Background & Motivation
The performance of a neural network is captured by several metrics, such as accuracy, latency, and energy consumption. Because measuring performance metrics is expensive both in terms of time and computation, interest in predicting them has surged since neural architecture search was introduced.
For the latency prediction, most works rely on a proxy metric (e.g. FLOPS or model size) which is fast but inaccurate. More recently, layer-wise predictors have been proposed which effectively sum up the latencies of individual neural network layers. While being more accurate than the proxy, layer-wise predictors have a significant drawback: they do not capture the complexities of multiple layers executing on real hardware.
Most previous approaches which want to find the most accurate model that satisfies a strict latency constraint (e.g., for real-time applications) are limited entirely by the quality of latency estimation. Therefore, having a good latency predictor is significant.
Also, finding a good accuracy predictor is also important.

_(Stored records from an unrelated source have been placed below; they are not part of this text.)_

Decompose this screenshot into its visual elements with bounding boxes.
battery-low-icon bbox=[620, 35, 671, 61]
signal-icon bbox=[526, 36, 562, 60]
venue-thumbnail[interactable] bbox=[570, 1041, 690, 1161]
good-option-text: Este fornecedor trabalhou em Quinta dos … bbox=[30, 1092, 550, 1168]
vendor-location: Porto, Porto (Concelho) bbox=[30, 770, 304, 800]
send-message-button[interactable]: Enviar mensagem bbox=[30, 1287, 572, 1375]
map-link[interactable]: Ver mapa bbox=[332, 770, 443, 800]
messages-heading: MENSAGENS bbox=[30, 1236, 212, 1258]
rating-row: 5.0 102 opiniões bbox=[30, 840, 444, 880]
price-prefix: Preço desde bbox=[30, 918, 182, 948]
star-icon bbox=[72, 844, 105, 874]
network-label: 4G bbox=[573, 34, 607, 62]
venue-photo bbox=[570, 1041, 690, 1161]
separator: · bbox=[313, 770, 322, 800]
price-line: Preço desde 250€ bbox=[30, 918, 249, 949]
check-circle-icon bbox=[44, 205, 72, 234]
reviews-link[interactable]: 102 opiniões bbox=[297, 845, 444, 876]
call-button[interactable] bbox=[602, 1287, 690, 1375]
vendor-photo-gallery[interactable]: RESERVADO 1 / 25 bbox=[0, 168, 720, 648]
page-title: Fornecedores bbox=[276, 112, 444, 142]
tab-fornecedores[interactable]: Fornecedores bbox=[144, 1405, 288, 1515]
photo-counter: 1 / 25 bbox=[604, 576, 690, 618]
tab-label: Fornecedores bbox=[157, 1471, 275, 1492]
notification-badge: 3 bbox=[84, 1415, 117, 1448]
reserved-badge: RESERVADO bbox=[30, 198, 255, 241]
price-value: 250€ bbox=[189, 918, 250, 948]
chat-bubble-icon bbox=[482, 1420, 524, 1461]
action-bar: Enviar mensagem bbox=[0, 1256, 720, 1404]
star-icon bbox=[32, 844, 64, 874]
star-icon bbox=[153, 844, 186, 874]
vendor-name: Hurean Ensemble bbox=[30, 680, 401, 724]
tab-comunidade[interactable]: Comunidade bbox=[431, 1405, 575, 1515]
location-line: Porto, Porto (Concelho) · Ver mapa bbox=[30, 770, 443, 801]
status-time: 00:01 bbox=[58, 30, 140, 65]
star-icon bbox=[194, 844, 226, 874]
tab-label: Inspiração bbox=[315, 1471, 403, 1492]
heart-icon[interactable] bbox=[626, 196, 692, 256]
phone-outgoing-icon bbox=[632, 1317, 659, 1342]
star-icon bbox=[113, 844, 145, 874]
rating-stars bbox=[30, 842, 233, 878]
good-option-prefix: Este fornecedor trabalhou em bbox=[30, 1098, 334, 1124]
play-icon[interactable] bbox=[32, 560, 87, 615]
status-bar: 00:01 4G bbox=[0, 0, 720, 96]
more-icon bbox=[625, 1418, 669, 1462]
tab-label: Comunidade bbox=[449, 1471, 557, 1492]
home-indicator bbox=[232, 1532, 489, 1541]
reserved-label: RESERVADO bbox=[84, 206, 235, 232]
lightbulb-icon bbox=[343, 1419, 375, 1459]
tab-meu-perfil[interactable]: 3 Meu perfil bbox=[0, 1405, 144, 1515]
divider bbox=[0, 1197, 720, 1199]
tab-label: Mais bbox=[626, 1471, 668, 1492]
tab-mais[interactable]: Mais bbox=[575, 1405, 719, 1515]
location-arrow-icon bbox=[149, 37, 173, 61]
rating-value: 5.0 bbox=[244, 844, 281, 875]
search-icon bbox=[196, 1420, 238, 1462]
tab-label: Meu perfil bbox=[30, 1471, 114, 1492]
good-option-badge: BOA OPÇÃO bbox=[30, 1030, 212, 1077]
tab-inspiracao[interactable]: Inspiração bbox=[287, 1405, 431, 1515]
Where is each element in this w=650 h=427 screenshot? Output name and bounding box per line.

The goal of this paper is to find a solution to make the sample efficiency higher.
Contributions
- Latency prediction
- Accuracy prediction
- Towards reproducible research: latency benchmark
Approaches
Latency Prediction
The latency predictor uses 4 layers GCN, with 600 hidden units in each layer, followed by a fully connected layer that generates a scalar prediction of the latency. The input of GCN is the adjacency matrix (asymmetric as the computation flow is represented as a directed graph) and a feature matrix (one-hot encoding).
Accuracy Prediction
Transfer learning from latency predictors to improve accuracy predictors
The idea is that these GCN-based predictors for latency, accuracy and FLOPS have the same input representation. A trained GCN (e.g., for latency prediction) captures features of a model that are also useful for a similar GCN trained to predict a different metric (e.g., accuracy).

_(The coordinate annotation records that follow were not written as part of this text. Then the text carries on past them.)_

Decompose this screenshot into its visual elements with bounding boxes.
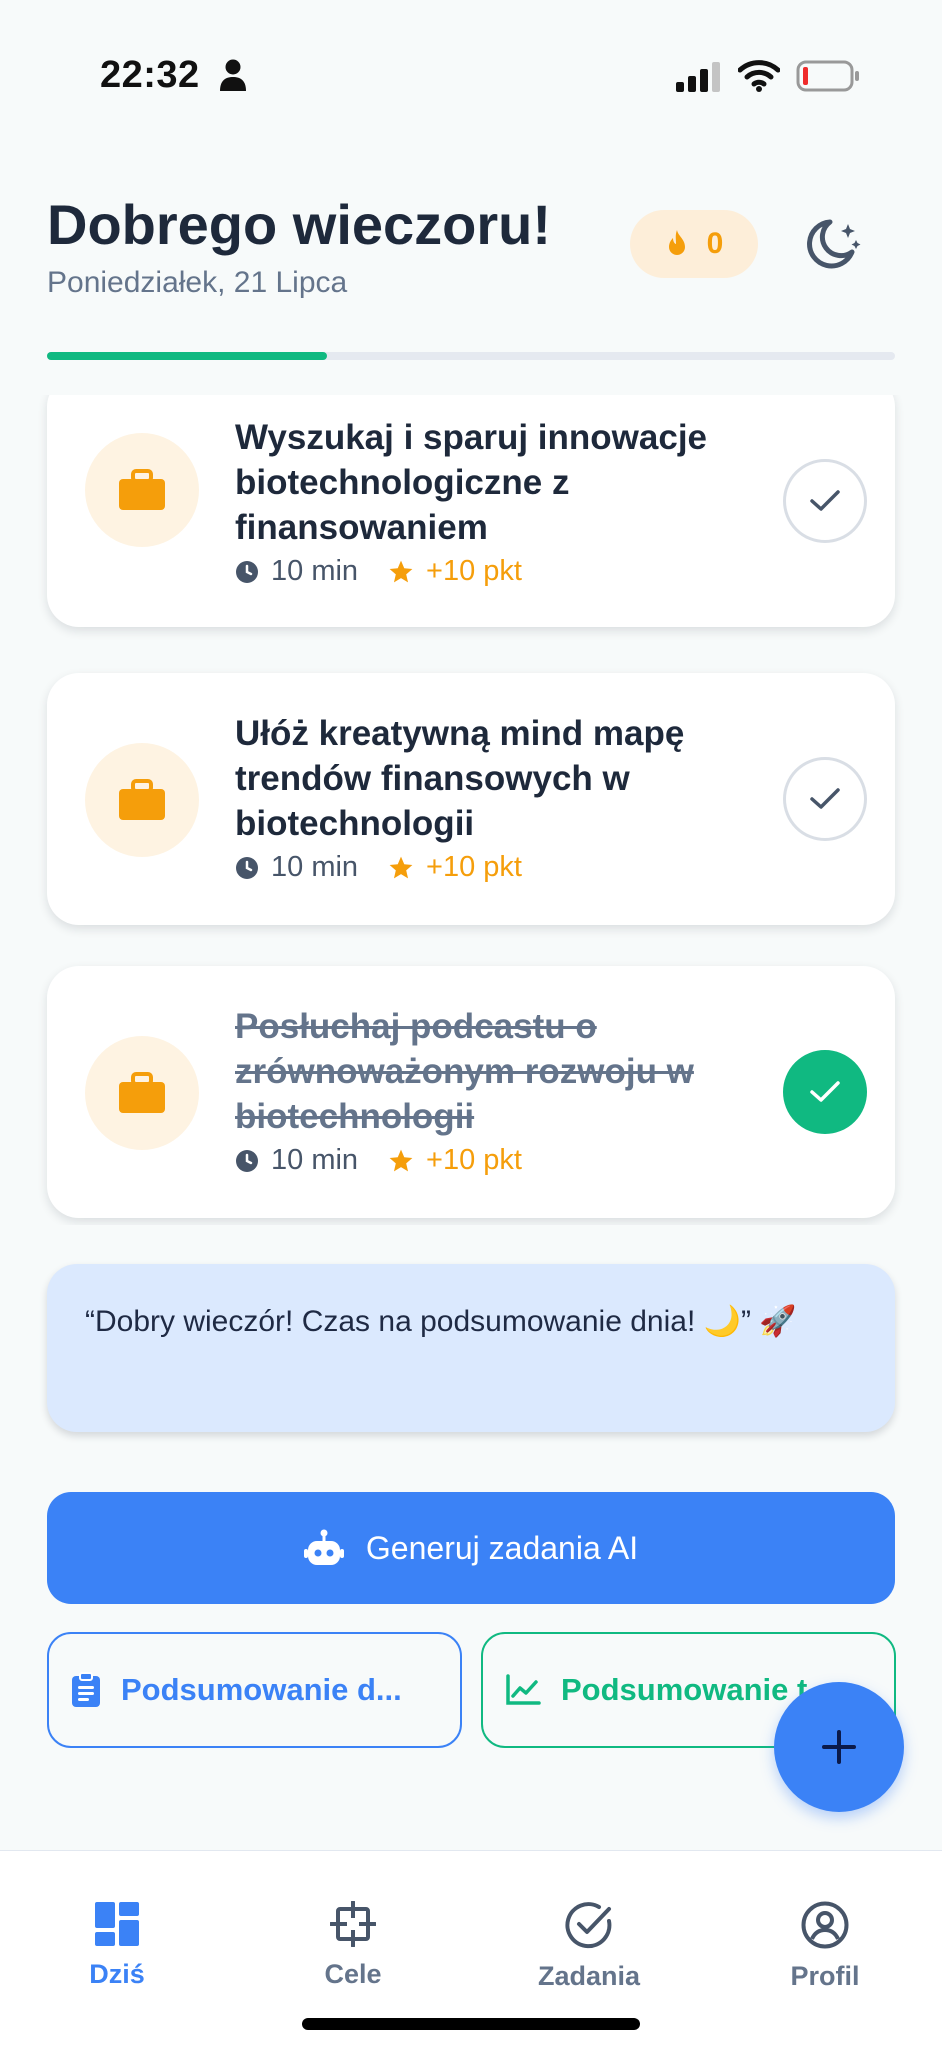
profile-icon (801, 1901, 849, 1949)
task-points: +10 pkt (426, 851, 522, 883)
nav-label: Profil (790, 1961, 860, 1991)
task-meta: 10 min +10 pkt (235, 555, 522, 588)
task-card[interactable]: Posłuchaj podcastu o zrównoważonym rozwo… (47, 966, 895, 1218)
task-category-badge (85, 433, 199, 547)
add-task-fab[interactable] (774, 1682, 904, 1812)
daily-summary-button[interactable]: Podsumowanie d... (47, 1632, 462, 1748)
nav-label: Cele (324, 1959, 382, 1989)
nav-label: Zadania (537, 1961, 641, 1991)
generate-ai-tasks-button[interactable]: Generuj zadania AI (47, 1492, 895, 1604)
robot-icon (303, 1529, 344, 1565)
task-title: Posłuchaj podcastu o zrównoważonym rozwo… (235, 1007, 694, 1136)
task-meta: 10 min +10 pkt (235, 1144, 522, 1177)
daily-summary-label: Podsumowanie d... (121, 1672, 402, 1707)
nav-item-today[interactable]: Dziś (17, 1851, 217, 2001)
dark-mode-moon-icon[interactable] (800, 216, 864, 274)
clipboard-icon (72, 1672, 100, 1707)
star-icon (389, 856, 413, 878)
nav-label: Dziś (89, 1959, 145, 1989)
line-chart-icon (506, 1674, 541, 1705)
briefcase-icon (119, 1072, 165, 1113)
task-points: +10 pkt (426, 555, 522, 587)
dashboard-icon (95, 1902, 139, 1946)
fire-icon (668, 230, 685, 255)
nav-item-goals[interactable]: Cele (253, 1851, 453, 2001)
task-complete-button[interactable] (783, 459, 867, 543)
star-icon (389, 560, 413, 582)
task-title: Wyszukaj i sparuj innowacje biotechnolog… (235, 418, 708, 547)
task-duration: 10 min (271, 555, 359, 587)
target-icon (330, 1901, 376, 1947)
status-time: 22:32 (100, 54, 200, 96)
streak-count: 0 (706, 227, 724, 260)
task-duration: 10 min (271, 1144, 359, 1176)
nav-item-profile[interactable]: Profil (725, 1851, 925, 2001)
weekly-summary-label: Podsumowanie t (561, 1672, 808, 1707)
daily-progress-bar (47, 352, 895, 360)
greeting-title: Dobrego wieczoru! (47, 193, 552, 256)
daily-progress-fill (47, 352, 327, 360)
check-circle-icon (565, 1902, 612, 1949)
task-title: Ułóż kreatywną mind mapę trendów finanso… (235, 714, 685, 843)
task-card[interactable]: Wyszukaj i sparuj innowacje biotechnolog… (47, 395, 895, 627)
task-card[interactable]: Ułóż kreatywną mind mapę trendów finanso… (47, 673, 895, 925)
nav-item-tasks[interactable]: Zadania (489, 1851, 689, 2001)
wifi-icon (738, 60, 780, 92)
clock-icon (236, 1149, 258, 1172)
home-indicator (302, 2018, 640, 2030)
briefcase-icon (119, 779, 165, 820)
current-date: Poniedziałek, 21 Lipca (47, 266, 348, 299)
person-icon (220, 59, 246, 91)
cellular-signal-icon (676, 62, 720, 92)
briefcase-icon (119, 469, 165, 510)
checkmark-icon (810, 1081, 840, 1102)
streak-badge[interactable]: 0 (630, 210, 758, 278)
battery-icon (796, 60, 859, 92)
generate-ai-tasks-label: Generuj zadania AI (365, 1529, 639, 1566)
motivational-quote: “Dobry wieczór! Czas na podsumowanie dni… (47, 1264, 895, 1432)
clock-icon (236, 560, 258, 583)
star-icon (389, 1149, 413, 1171)
task-points: +10 pkt (426, 1144, 522, 1176)
checkmark-icon (810, 490, 840, 511)
checkmark-icon (810, 788, 840, 809)
task-list[interactable]: Wyszukaj i sparuj innowacje biotechnolog… (0, 395, 942, 1225)
plus-icon (822, 1730, 856, 1764)
task-complete-button[interactable] (783, 1050, 867, 1134)
task-category-badge (85, 1036, 199, 1150)
task-duration: 10 min (271, 851, 359, 883)
task-complete-button[interactable] (783, 757, 867, 841)
task-category-badge (85, 743, 199, 857)
clock-icon (236, 856, 258, 879)
task-meta: 10 min +10 pkt (235, 851, 522, 884)
status-bar: 22:32 (0, 0, 942, 130)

Therefore, we just need to initialize the weights of an accuracy predictor with those from a latency/FLOPS predictor. Then train the predictor using the validation accuracy of CIFAR-100 dataset.
Observations
The authors proposed a new predictor-based NAS according to the following observations:
- Accuracy prediction is not necessarily required to produce faithful estimates (in the absolute sense) as long as the predicted accuracy preserves the ranking of the models;
- Any antisymmetric, transitive and connex binary relation produces a linear ordering of its domain, implying that NAS could be solved by learning binary relations, where $O(n^2)$ training samples can be used from $n measurements;
- Accurately predicting the rankings of top candidates is the most important.

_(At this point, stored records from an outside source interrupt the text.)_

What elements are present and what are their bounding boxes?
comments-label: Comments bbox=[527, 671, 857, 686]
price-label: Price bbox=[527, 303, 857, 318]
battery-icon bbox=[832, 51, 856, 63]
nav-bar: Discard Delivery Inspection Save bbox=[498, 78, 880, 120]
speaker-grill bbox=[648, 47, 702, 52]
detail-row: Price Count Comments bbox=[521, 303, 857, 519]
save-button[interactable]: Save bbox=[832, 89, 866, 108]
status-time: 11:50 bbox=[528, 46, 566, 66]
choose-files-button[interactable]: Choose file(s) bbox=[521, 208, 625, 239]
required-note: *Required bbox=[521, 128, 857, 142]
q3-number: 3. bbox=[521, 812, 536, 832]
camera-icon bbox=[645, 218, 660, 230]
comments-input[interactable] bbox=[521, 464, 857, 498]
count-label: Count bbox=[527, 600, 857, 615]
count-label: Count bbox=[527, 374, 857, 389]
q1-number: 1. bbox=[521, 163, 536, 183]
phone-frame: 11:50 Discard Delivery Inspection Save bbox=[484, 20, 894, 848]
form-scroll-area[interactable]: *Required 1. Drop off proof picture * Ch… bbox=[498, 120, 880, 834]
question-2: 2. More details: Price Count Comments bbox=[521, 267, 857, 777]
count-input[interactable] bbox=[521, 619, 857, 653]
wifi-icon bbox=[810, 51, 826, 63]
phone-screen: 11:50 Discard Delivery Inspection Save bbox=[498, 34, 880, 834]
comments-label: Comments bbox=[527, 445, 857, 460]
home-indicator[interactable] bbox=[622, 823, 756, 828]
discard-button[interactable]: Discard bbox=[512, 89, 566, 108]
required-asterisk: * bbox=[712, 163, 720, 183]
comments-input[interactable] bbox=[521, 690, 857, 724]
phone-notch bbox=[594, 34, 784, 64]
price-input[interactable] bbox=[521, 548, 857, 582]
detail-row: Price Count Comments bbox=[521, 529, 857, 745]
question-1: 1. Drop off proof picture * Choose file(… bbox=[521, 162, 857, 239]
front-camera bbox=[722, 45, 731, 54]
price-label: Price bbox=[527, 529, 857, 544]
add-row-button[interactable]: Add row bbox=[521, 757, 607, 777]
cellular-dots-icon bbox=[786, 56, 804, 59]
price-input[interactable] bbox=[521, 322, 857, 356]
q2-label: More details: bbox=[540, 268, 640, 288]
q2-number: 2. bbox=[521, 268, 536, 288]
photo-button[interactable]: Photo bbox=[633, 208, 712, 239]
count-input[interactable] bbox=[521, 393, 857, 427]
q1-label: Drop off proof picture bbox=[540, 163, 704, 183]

Training predictor via iterative data selection
Given a budget of $T$ models and $I$ iterations, we start by randomly sampling and training $T/I$ models from the search space, and the results are used to train the initial version of the predictor. At the beginning of each subsequent iteration, we use the predictor to estimate the accuracy of all the models, denoted by M, in the search space. We then select the top $α ∗T/I$ unique models and randomly pick another $(1 −α) ∗T/I$ models from the top $M/2^i$models where $α$ is a factor between 0 and 1 and i is the iteration counter. The selected $T/I$ models are trained and their resulting accuracies are used to further train the predictor for the next iteration.
Binary relation predictor-based NAS (BRP-NAS)
The predictor reuses the GCN part of the latency predictor, without any changes, to generate graph embeddings for both input models. The embeddings are then concatenated and passed to a fully connected layer which produces a 2-valued vector. The vector is then passed through a softmax function to construct a simple probability distribution $p = (p1,p2) ∈R^2$ with $p1$ being the probability of the first model better than the second, and $p2$ being the probability of the opposite. The produced probability distribution is then compared to the target probability distribution obtained by taking a softmax of the ground-truth accuracy of the two models $(T1,T2)$, and the objective is to minimize the KL divergence between the two distributions. The overall network structure and the loss function are summarized in Figure 4.
BRP-NAS consists of two phases. In the first phase, the ranking of all candidate models is predicted based on the outputs from a binary relation predictor, which is trained to predict the binary relation(accuracy comparisons between two models). In the second phase, based on the predicted rankings, models with high predicted ranks are fully trained, after which, the model with the highest trained accuracy is selected.
Results
The proposed predictors significantly improve the sample efficiency of NAS. Details can be checked in the paper.
Discussion
- Symmetry and transitivity of the learned binary relation.
- Generalization to other metrics and problems.